J’étais avec le groupe de philosophe qui travaillait à aider les miséreux, je les suivais sur la grand place, très fier d’être à l’ombre de si grands hommes et mon attention se porta sur une chose abominable recroquevillée piteusement sur les pavés, un misérable petit tas d’abandons à genoux devant une casquette éventrée qui vomissait quelques pièces, cette espèce d’homoncule avait une figure hideuse, carmine, scarifiée, qui révélait l’état lamentable de son royaume intérieur et la chose osa le pire, elle leva les yeux vers moi et quémanda un “pitié !” et ma voix terrible raisonna alors dans toutes les pierres de la ville et fit s’envoler une nuée de quelques démons mineurs dissimulés ici et là.

Je lui grondais  : “Pitié !? Tu crois que tu vas m’avoir ? Le seul endroit sur cette place où on ne trouve aucune pitié, c’est en toi petit diable.
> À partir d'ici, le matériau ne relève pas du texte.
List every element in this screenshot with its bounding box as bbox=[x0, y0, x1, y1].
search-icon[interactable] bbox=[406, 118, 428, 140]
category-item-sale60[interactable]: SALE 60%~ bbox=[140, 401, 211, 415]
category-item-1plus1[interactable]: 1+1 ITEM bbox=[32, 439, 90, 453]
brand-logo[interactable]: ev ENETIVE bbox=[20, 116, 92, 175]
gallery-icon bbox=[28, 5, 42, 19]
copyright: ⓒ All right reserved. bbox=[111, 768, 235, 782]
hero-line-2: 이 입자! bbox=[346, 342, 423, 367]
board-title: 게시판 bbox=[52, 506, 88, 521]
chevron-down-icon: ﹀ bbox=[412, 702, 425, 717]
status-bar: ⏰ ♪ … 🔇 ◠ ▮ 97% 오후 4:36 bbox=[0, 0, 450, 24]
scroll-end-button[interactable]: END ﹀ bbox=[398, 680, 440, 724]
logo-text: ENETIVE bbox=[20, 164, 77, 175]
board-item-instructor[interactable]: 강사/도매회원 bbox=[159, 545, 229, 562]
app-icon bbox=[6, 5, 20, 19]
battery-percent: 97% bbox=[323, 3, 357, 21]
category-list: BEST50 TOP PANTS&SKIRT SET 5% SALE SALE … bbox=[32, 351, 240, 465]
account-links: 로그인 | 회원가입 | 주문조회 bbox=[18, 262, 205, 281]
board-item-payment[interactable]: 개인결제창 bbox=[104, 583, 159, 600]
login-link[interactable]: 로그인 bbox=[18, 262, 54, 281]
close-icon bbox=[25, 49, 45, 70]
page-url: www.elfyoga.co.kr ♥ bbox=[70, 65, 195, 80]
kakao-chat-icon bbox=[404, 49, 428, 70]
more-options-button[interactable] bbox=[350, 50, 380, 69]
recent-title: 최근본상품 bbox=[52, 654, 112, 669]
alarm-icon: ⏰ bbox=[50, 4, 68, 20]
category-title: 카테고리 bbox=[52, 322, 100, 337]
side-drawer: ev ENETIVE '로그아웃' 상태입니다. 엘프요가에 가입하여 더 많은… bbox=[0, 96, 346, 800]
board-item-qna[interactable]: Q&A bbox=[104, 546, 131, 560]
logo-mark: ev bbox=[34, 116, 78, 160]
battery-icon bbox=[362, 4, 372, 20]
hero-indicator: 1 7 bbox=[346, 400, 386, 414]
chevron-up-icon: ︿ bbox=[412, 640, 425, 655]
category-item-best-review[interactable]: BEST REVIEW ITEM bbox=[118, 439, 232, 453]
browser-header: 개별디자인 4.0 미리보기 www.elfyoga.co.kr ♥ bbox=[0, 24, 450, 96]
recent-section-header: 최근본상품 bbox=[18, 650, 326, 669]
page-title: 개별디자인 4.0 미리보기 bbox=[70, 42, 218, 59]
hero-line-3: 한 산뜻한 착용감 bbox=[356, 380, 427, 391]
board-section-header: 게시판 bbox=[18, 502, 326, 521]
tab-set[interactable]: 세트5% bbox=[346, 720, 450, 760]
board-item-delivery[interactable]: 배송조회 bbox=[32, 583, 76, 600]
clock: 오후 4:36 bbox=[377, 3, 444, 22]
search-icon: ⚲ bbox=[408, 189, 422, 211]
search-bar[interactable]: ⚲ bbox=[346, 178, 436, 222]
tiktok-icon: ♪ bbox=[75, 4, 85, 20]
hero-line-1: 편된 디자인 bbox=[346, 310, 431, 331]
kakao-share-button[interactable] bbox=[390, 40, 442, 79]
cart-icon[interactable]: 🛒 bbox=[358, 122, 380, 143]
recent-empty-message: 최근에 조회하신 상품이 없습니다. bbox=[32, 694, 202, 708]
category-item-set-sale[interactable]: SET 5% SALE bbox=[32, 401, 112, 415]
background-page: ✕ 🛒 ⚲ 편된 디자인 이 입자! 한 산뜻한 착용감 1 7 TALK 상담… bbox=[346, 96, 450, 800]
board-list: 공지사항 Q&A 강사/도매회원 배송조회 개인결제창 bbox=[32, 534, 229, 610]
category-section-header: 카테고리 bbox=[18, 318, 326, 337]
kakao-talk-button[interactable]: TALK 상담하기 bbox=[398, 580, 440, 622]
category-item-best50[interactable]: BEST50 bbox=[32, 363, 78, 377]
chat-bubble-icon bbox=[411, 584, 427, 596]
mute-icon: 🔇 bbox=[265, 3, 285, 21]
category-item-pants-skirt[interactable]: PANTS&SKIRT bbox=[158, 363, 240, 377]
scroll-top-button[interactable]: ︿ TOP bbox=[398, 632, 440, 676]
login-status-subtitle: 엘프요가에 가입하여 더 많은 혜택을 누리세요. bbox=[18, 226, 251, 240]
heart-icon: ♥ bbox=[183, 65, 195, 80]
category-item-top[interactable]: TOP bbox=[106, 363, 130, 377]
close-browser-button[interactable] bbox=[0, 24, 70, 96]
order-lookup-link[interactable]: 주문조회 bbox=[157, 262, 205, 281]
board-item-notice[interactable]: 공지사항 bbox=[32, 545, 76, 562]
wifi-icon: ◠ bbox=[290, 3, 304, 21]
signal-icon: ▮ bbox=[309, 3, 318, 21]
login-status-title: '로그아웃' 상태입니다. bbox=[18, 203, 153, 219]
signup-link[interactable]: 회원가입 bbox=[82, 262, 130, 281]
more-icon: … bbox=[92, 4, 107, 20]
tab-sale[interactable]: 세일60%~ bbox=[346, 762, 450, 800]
Je n’ai jamais vu un être aussi impitoyable  ! Ne viens pas supplier aux autres, ce que tu t’es toujours refusé à toi même ! ”

Mes yeux devinrent plus noirs : “Regarde l’état dans lequel tu es ?  Qui t’a abandonné ? Comment as-tu pu t’infliger ça et l’âme toujours ennemie d’ajouter  : “Sale clochard puant ! Bon à rien ! Coupable ! Coupable !”.

“L’âme est d’abord ennemie avant de devenir amie”

je lui dis “Lève toi”, il s’exécuta, comme un gavroche tout tremblant de froid d’avoir été dévoilé et je lui flanquais alors un bon coup de pied au derrière qui le fit s’envoler et disparaitre au-dessus de la foule endormie.